Wednesday 12 March 2014

Diet

Lent is upon us, and I've decided to cut out two of the things I really love to eat - cake and chocolate. This time I mean it . . . so none of the weaselling out seen in past years, such as giving up cake but excluding scones and flapjacks from the definition of cake, or giving up chocolate but still consuming it when used to coat a digestive biscuit. Well, it's been a week so far, and the resolve is holding, and the money saved will go to a good cause, as yet to be decided.

Watching our garden birds, it's clear that different foods suit different species - well, we knew that, of course - but also that different birds of the same species seem to have their own likes and dislikes (just like us, in other words). Among the most delightful of the visitors to our feeders is a pair of bullfinches; the male is by some distance the most showy of our regular visitors, with his bold black cap and deep rose breast, but the female is also attractive, with her more restrained breast plumage of salmon-grey. They almost always appear together, and the male often stands guard until the somewhat shyer female has taken her place at the feeders. Their taste in food is quite different. The male is generally at the sunflower seed feeder, with occasional forays to the nyger seed; the female, on the other hand, always goes to the fat-ball feeder (almost the only finch of any species to do this), where we have small fat pieces with seeds and insect parts added to the mix.
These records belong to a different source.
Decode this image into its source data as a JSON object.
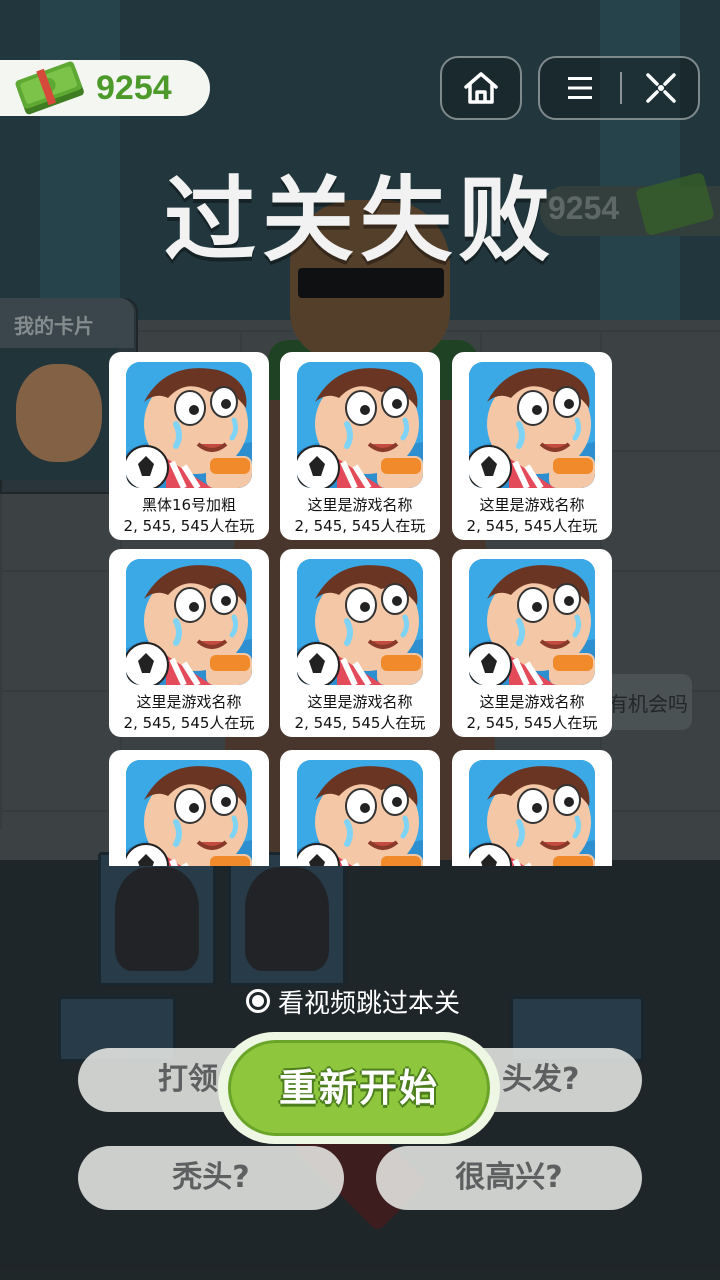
{
  "currency": {
    "amount": "9254",
    "icon": "cash-stack-icon"
  },
  "toolbar": {
    "home_icon": "home-icon",
    "menu_icon": "menu-icon",
    "close_icon": "close-target-icon"
  },
  "title": "过关失败",
  "background": {
    "my_cards_label": "我的卡片",
    "money_ghost": "9254",
    "chat_hint": "有机会吗"
  },
  "games": [
    {
      "name": "黑体16号加粗",
      "players": "2, 545, 545人在玩"
    },
    {
      "name": "这里是游戏名称",
      "players": "2, 545, 545人在玩"
    },
    {
      "name": "这里是游戏名称",
      "players": "2, 545, 545人在玩"
    },
    {
      "name": "这里是游戏名称",
      "players": "2, 545, 545人在玩"
    },
    {
      "name": "这里是游戏名称",
      "players": "2, 545, 545人在玩"
    },
    {
      "name": "这里是游戏名称",
      "players": "2, 545, 545人在玩"
    },
    {
      "name": "",
      "players": ""
    },
    {
      "name": "",
      "players": ""
    },
    {
      "name": "",
      "players": ""
    }
  ],
  "skip": {
    "label": "看视频跳过本关"
  },
  "restart": {
    "label": "重新开始"
  },
  "options": {
    "opt1": "打领",
    "opt2": "头发?",
    "opt3": "秃头?",
    "opt4": "很高兴?"
  },
  "colors": {
    "accent_green": "#8ec63d",
    "money_green": "#4c9a2a"
  }
}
I wonder a little at the comparatively unusual food preference of the female. It may be that she is gaining particular nutrition from this food that will improve her breeding ability, or of course it may be that, as a rather shy bird (unlike the male, who can be something of a bully-boy), she prefers to keep away from the squabbles that are constantly breaking out at the seed feeders. Or of course, it may simply be that she just likes the fat balls more!